The jack will be1/8 inch connection on the MD, you’ll most likely need an adapter.

      • As far as microphones go, the minidisc Walkmans take miniature high-impedance microphones. There’s a place online named Microphone Madness that sells some pretty good + inexpensive ones. …Which brings to mind one important fact of using mini (high-impedance) microphones: if you use a thin mic cable, than you need to keep it as short as possible, or you should use a preamp that is run to a line-in jack instead of a mini-mic jack. You want a mic cord only 2-3 feet long at most–long enough to isolate the mic from the minidisc recorder noise (some minidisc recorders buzz softly but audibly for five seconds every 35 seconds) but the reason you don’t want it longer is that at the impedance levels these mics work at, high-frequencies experience much greater loss than lower-frequencies in the microphone cable.
  • There’s two ways to get around that problem, one cheap, one expensive:
    …The first (cheap) solution is to make “adaptors” to allow using some sort of thicker cabling. The upshot here is that you mentioned a hybrid vehicle, and so you would want to use shielded cable, where normally for recording music, that isn’t much of a concern–but this could still be a relatively cheap improvement to try.
    …The second more-expensive way is to spend another hundred or two dollars and get a portable 9-volt mic preamp. Then you hook your mic right into the preamp, and then you can connect the preamp to the minidisc’s line-in jack with a longer thin cord without nearly as much signal loss. Microphone Madness sells all the mics and cables, as well as the portable preamps.
    ,
  • If you go for the portable CD or DAT, then they will have XLR input connectors, and then you would need to get an XLR (“stage”-type) microphone–which still isn’t real expensive, there are good ones for <$100. -And I thinks the DAT has both XLR and mini-mic jacks. DAT tapes cost like $40 each, IIRC :eek: (minidisks cost $2!).
    ~

What you’re talking about amounts to scientific research to measure sound differences, but forget high end calibrated equipment? First of all, you need calibration equiipment. IMO you cannot spend under a thousand bucks and reliably accomplish your task.

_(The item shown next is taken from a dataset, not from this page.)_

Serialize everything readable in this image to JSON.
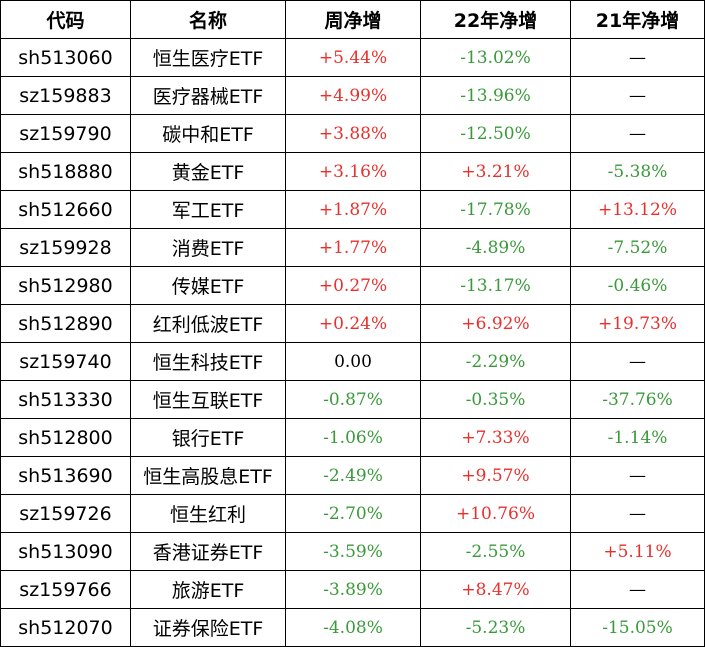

If all you want is some rough idea of relative loudness, just use any old PC microphone, and a decent computer sound system - maybe a Boston Acoustic system. Your IS department probably has a stash of stereo speakers somewhere – try them. IOW, I wouldn’t spend much on mikes or speakers, I’d look for sofware with a virtual variable scale Vu meter and oscilloscope… Ultimately, you’ll need to rely on a visual readout of the amplitude and frequwncy changes from one recording to the next.

But I have to say that there are a lot of uncontrolled parts of that path, and if an experimenal measuring system can’t be fully calibrated, the test cannot be accurately repeated with any other set of ewuipment,

YMMV

One of the things you might want to be careful about is that many MD recorders have built-in compressors that cannot be turned off or adjusted. This means that although they will give you very satisfactory sound quality, timbre-wise, they are not accurate amplitude-wise. You won’t be able to use them to compare the relative loudness of two sound environments.